EDUCAÇÃO | Medida visa proteger a saúde mental e melhorar desempenho acadêmico dos estudantes
Desde a aprovação da Lei nº 15.100/25, que determina a restrição do uso de celulares por alunos em escolas de todo o país, o debate sobre os impactos dos dispositivos portáteis em sala de aula tem se intensificado entre educadores e pais.
De acordo com o Ministério da Educação (MEC), a legislação nacional segue o exemplo adotado por algumas redes estaduais, como no Rio de Janeiro e em Roraima, e se baseia em estudos realizados no mundo inteiro.
A medida não é exclusiva do Brasil. Países como França, Espanha, Grécia, Dinamarca, Itália e Holanda já têm legislações que restringem o uso de celular em escolas. “O objetivo é proteger as crianças, promover a saúde mental, física e emocional, além de contribuir para a melhora da aprendizagem e do desenvolvimento socioemocional”, divulgou o ministério.
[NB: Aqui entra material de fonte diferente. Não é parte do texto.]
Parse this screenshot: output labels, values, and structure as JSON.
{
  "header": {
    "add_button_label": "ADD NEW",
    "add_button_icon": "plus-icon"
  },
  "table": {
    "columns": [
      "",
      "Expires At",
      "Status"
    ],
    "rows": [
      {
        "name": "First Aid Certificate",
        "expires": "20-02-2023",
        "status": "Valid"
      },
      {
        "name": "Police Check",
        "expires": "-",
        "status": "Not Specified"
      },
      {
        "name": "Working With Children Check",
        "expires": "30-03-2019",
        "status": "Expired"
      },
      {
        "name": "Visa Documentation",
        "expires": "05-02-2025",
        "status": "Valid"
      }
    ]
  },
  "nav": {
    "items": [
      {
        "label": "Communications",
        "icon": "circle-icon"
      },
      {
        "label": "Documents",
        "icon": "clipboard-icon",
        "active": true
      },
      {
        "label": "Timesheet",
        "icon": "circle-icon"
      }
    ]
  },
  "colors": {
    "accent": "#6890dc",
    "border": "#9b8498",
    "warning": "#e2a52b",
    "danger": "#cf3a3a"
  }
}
Dependência digital e impactos no comportamento
Como justificativa para a decisão, o MEC recorre aos dados da Organização Mundial da Saúde (OMS), que reconhece a dependência digital — também chamada de nomofobia — como um transtorno caracterizado pelo medo irracional de estar sem o celular ou outros aparelhos eletrônicos.
Um estudo publicado na revista científica PLOS Mental Health, dos Estados Unidos, aponta que esse vício pode causar alterações cerebrais em adolescentes, afetando até mesmo o comportamento.
Já a pesquisa realizada pelo Instituto Alana e Datafolha, em setembro de 2024, mostra que 93% dos brasileiros concordam que os jovens estão se tornando viciados em redes sociais, enquanto 75% acreditam que eles passam tempo demais conectados.
Outro argumento é que diversos problemas constatados na infância e adolescência no Brasil, como o aumento dos índices de ansiedade e depressão, estão diretamente interligados ao uso excessivo de dispositivos eletrônicos. Segundo pesquisa da Faculdade de Medicina da Universidade Federal de Minas Gerais, 72% das crianças avaliadas tiveram aumento da depressão associado ao uso do celular.
Impactos psicológicos e no desenvolvimento cognitivo
Conforme nota do MEC, “a navegação prolongada na internet também aumenta a exposição de crianças e adolescentes a riscos no mundo digital, como abuso, acesso a conteúdos impróprios e vitimização sexual”.
Os efeitos negativos do uso excessivo de telas por jovens vão muito além da saúde mental, impactando diretamente o desenvolvimento físico, cognitivo e social. O uso descontrolado de celulares pode acarretar:
- Atraso no desenvolvimento: O uso excessivo de telas pode prejudicar o desenvolvimento cognitivo e da linguagem em crianças e adolescentes, além de aumentar o risco de miopia e problemas de sono;
- Problemas de saúde: A má alimentação é outro problema associado ao uso excessivo de telas, principalmente à noite. Estudos indicam que o uso de celulares nesse período está ligado ao menor consumo de alimentos saudáveis, como frutas e verduras, e ao aumento da ingestão de produtos ultraprocessados, ricos em sal, açúcar e gorduras;
- Dificuldades sociais: Na escola, o uso prolongado de celular pode diminuir as oportunidades de interação social entre os estudantes, prejudicando o desenvolvimento de habilidades sociais e emocionais importantes para a vida em sociedade.
A nova lei gera discussões entre especialistas, pais e professores sobre os desafios de implementação e fiscalização nas escolas brasileiras. Enquanto muitos defendem a restrição como forma de melhorar o rendimento acadêmico e a saúde mental, outros acreditam que a educação digital e o uso consciente das tecnologias são soluções mais eficazes.